No concrete plans for new hospital

Minister Lee: “Investing in existing facility makes no sense”

St. Maarten News: – It does not make sense to invest further in the St. Maarten Medical Center’s current facility, Minister Emil Lee (Public Health, Social Development and Labor) said yesterday morning during the continuation of a parliament meeting about a national ordinance that contains regulations related to public health.

The minister showed that the losses at the hospital are steadily increasing. Expanding the hospital without addressing its business model would result in more transactions and more losses. Between 2012 and 2015, the accumulated losses amount to 27.2 million guilders. In 2015, the losses were five times as high as they were in 2012.

“The current tariff structure is outdated. The costs for treatment are higher than the income the hospital received for it. Without addressing that issue even a new hospital does not make sense.”

The ministry wants to bring about in the short term a temporary increase of the tariffs. For the long term, the minister wants to review the tariff structure, keeping in mind the viability of social insurance agency SZV, while making sure that these costs are not passed on to patients.

Minister Lee said that there are no concrete architectural drawings for a new hospital at this moment, there are only ideas. One of those ideas is to build a new wing first, while keeping the existing facility operational, and to add a wing for medical tourism later.

There are several issues with these ideas, the minister said. First of all, the medical tourism wing would require an investment of $30 to $35 million, but currently the hospital does not have a private sector medical tourism partner. “This would mean that the SZV and the government would finance the medical tourism section of the hospital. That does not make sense.”

The next question is obviously whether medical tourism as such makes sense for St. Maarten. Let’s says that 80 percent of necessary medical services can be provide in a financially viable manner, that there is 10 percent we could never afford in a small community and that another 10 percent are serviced we would like to have but we do not have the population size to support it, Lee said, emphasizing that these numbers are just a basis for further discussion.

“Then we would have to bring in those remaining services. There could be conflicts with a private sector medical tourism partner, because their objective is first and foremost financial. Whatever we do has to be in the best interest of the country.”

Minister Lee told parliament that SZV had sent a letter to the ministry on October 19 about a proposal for a new hospital. The cabinet of the ministry of public health issued an advice three days later and the same day the proposal went to the Council of Ministers. On October 28 the ministry – at that time the responsibility of Rafael Boasman – sent a letter back to SZV.

Lee took office on November 19. “On December 15 I sent a letter to SZV instructing them not to make any binding decisions. For clarity’s sake: I have no issues with the Austrian company Vamed. The issue I have is that the letter from the ministry gave SZV broad authority without an open bidding process. It is clear that the current hospital facility is lacking and continued investments in the facility are not in the best interest of the country. A $105 million plan for a new hospital isn’t either. Where do we find the sweet spot? Somewhere in between those two positions.”

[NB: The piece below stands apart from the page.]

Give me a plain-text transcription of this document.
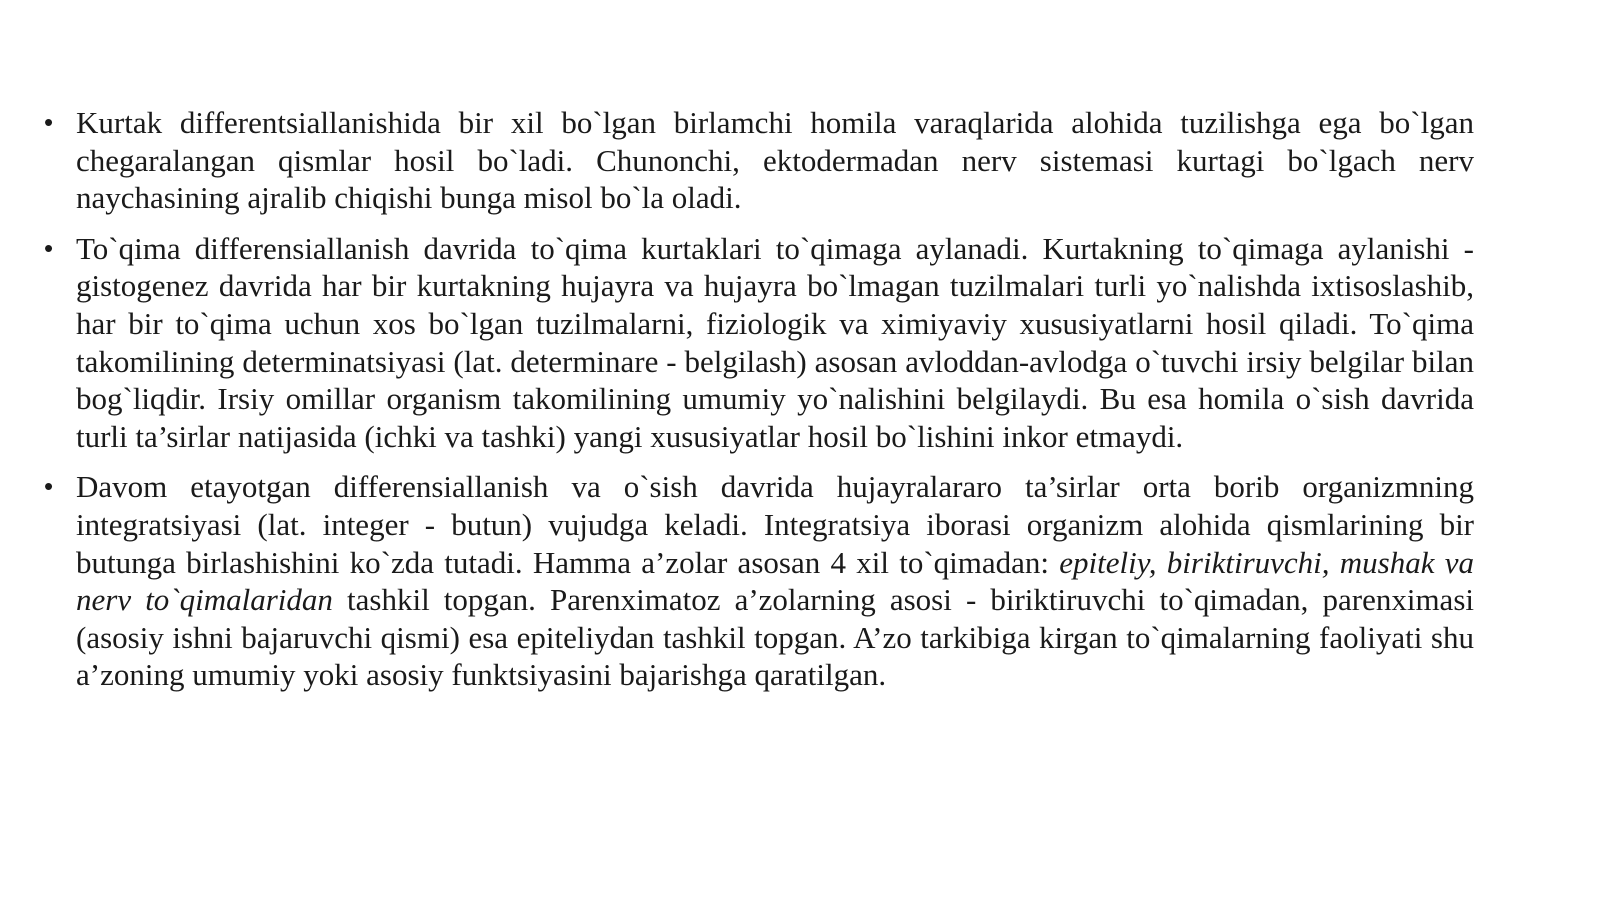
• Kurtak differentsiallanishida bir xil bo`lgan birlamchi homila varaqlarida alohida tuzilishga ega bo`lgan chegaralangan qismlar hosil bo`ladi. Chunonchi, ektodermadan nerv sistemasi kurtagi bo`lgach nerv naychasining ajralib chiqishi bunga misol bo`la oladi.
• To`qima differensiallanish davrida to`qima kurtaklari to`qimaga aylanadi. Kurtakning to`qimaga aylanishi - gistogenez davrida har bir kurtakning hujayra va hujayra bo`lmagan tuzilmalari turli yo`nalishda ixtisoslashib, har bir to`qima uchun xos bo`lgan tuzilmalarni, fiziologik va ximiyaviy xususiyatlarni hosil qiladi. To`qima takomilining determinatsiyasi (lat. determinare - belgilash) asosan avloddan-avlodga o`tuvchi irsiy belgilar bilan bog`liqdir. Irsiy omillar organism takomilining umumiy yo`nalishini belgilaydi. Bu esa homila o`sish davrida turli ta’sirlar natijasida (ichki va tashki) yangi xususiyatlar hosil bo`lishini inkor etmaydi.
• Davom etayotgan differensiallanish va o`sish davrida hujayralararo ta’sirlar orta borib organizmning integratsiyasi (lat. integer - butun) vujudga keladi. Integratsiya iborasi organizm alohida qismlarining bir butunga birlashishini ko`zda tutadi. Hamma a’zolar asosan 4 xil to`qimadan: epiteliy, biriktiruvchi, mushak va nerv to`qimalaridan tashkil topgan. Parenximatoz a’zolarning asosi - biriktiruvchi to`qimadan, parenximasi (asosiy ishni bajaruvchi qismi) esa epiteliydan tashkil topgan. A’zo tarkibiga kirgan to`qimalarning faoliyati shu a’zoning umumiy yoki asosiy funktsiyasini bajarishga qaratilgan.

Adjusting the tariff structure will stop the financial bleeding at the hospital. SZV is looking at ways to improve efficiency and to enforce payments where they are due.

Minister Lee said that there is a lack of quality data and that this hampers the decision making process. “We are in the process of collecting better to make sure that the design of a new hospital is in the best interest of the country.”

The aim is to reduce referrals for medical treatment abroad – that currently eats up around 30 million guilders a year – by increasing the services at the hospital.

“The hospital’s cash flow is difficult,” the minister said. “Sometimes they are slow in paying providers; they have to choose which bills to pay. The hospital therefore is not in a strong position to negotiate about prices. Sometimes you need money to save money. As the brand improves, revenue will increase as well.”

Minister Lee said that there are no terms of reference yet for a turnkey developer. “We are working on them and then we will go to an open tender process,” he said.

The ministry furthermore puts a strong emphasis on prevention and on maximizing the use of its resources. One survey among 191 employees of three local entities showed that 30.9 percent had elevated levels of cholesterol versus 12.9 percent in the USA and 23.2 percent in the Netherlands. An alarming 51.1 percent was qualified as obese –far outpaces the average for even the United States (35.1) and the Netherlands (11.8). “This gives us an indication about the health issues of our population,” the minister said.

The ministry owns a public health bus that was once bought for 720,000 guilders, and a dental Youth Bus with a price tag of 360,000 guilders. “The Public Health Bus went out once per month for one day, and the Dental Youth Bus we found in the bushes, unused. We want to mobilize these assets and get the bus out at least twice a week. The government pays for the healthcare of its civil servants, so it should make use of this; there is a huge incentive to maintain the health of our civil servants.”

For the long term, Minister Lee envisions restructuring the tariffs for SZV-insured treatment, reviewing the SZV-premiums and an assessment of the population’s needs for medical services. Lastly, he intends to rebrand the St. Maarten Medical Center and designate it as the country’s national hospital.